Phosphoros, łac. Lucifer - niosący światło, jutrzenka) – stara nazwa gwiazdy
porannej, Wulgata tak przetłumaczyła hebr. hele! benszahar – Jaśniejący,
Syn Jutrzenki: „Jakże to spadłeś z niebios, Jaśniejący, Synu Jutrzenki?” (Iz
14, 12); wcielający się w jakiegoś króla Babilonu, miasta „antyboskiego”,
wrogiego Izraelowi, także król bezbożnego Tyru (Ez 28, 11-19) i inni
symbolizujący największe zło. Ma to być szatan, wódz zbuntowanych
aniołów, „spadający z nieba do szeolu” (Iz 14, 15), „pierworodny stworzenia
światła”, lecz obalony z nieba do piekieł z powodu pychy (2 P 2, 4; Jud 6; Ap
9, 1; 12, 8-10); „Pierworodny światłości” stał się „Pierworodnym ciemności”
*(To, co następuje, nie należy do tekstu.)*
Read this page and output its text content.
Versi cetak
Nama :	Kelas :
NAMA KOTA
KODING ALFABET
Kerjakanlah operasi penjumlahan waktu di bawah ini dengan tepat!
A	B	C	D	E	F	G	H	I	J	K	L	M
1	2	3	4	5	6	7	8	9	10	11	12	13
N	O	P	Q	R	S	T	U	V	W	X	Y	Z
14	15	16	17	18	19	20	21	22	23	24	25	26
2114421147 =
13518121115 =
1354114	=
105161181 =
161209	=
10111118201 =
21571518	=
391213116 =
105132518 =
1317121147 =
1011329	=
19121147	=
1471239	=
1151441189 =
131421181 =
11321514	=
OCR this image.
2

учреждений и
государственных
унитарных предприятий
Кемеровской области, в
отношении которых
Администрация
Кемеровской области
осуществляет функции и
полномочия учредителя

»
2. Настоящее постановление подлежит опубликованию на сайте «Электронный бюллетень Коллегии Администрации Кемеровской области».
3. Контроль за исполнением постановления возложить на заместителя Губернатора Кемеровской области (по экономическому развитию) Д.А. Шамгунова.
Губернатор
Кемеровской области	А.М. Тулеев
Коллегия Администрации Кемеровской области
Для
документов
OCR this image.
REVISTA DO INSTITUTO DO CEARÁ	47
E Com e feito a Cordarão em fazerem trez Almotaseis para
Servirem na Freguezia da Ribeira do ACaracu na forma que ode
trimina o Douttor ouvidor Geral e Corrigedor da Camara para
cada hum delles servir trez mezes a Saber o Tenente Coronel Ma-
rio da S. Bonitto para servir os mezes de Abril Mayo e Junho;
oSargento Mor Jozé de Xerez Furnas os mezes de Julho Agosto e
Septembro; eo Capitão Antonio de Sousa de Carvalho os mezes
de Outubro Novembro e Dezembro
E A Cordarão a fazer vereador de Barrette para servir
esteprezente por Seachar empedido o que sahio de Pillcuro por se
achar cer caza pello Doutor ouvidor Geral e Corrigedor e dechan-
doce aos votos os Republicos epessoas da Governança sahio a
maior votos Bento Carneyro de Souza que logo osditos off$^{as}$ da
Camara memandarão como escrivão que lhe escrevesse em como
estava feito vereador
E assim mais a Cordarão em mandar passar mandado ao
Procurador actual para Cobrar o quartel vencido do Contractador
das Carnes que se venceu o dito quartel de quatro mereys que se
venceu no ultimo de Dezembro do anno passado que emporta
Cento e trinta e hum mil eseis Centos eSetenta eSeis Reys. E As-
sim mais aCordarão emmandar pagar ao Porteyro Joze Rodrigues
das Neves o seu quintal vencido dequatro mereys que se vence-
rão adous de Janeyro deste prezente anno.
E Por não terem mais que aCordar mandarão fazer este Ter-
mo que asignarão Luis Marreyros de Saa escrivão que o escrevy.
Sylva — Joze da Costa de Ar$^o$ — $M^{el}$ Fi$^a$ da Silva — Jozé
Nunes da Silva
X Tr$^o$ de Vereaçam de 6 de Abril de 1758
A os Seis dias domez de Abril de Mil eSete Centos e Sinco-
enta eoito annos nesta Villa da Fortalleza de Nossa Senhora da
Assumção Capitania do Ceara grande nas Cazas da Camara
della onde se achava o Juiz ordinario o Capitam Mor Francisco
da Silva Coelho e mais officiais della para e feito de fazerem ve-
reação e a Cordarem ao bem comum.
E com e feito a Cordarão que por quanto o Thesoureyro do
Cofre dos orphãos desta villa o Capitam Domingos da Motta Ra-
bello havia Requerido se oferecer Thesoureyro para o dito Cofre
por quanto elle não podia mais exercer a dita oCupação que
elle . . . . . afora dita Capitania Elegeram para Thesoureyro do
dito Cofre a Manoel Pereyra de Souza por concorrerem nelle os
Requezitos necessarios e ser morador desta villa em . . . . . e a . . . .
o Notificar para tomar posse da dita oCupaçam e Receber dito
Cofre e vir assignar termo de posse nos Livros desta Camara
(por. Rdz 1, 3-4), czyli szatanem (Orygenes, Tertulian, Euzebiusz z Cezarei).
5° Demon (łac. Daemonium) – z gr. daimon (od wedyjskiego deva, perskiego
daiva – istota jaśniejąca) - istota wyższa od ludzi, ale niższa od Boga i
potrzebująca wyzwolenia; Septuaginta i Nowy Testament używają przeważnie
daimonion, „demonowy” – przymiotnik rzeczownikowy od daimon, a niekiedy
mataion – „bezużyteczny”. W Biblii „demony” występują przeważnie jako
istoty złowrogie człowiekowi. Poza Biblią znano demony dobre i złe lub
kosmiczne i personalistyczne; w okresie judaistycznym zidentyfikowano
demony z duchami złymi (Tb 6, 8). 6° Nazwy pol sk ie - nie są również
precyzyjne, ale za to bardziej liczne. Opierają się przeważnie na tradycji
chrześcijańskiej: szatan, diabeł, Belzebub, Lucyfer, demon, czart (rzucający
czary, przeklęty), Zły, kaduk (zwodziciel), licho, bies, Kusy, zły duch,
kuternoga, paskudnik, piekielnik, Kudłacz, Kosmaty i inne. Wielość tych
nazw świadczy o ogromnej wrażliwości na zło. Poza tym w
pozachrześcijańskim widzeniu świata uzyskiwały ogromną przewagę złe
duchy, demony i pesymizm” /Tamże, s. 466.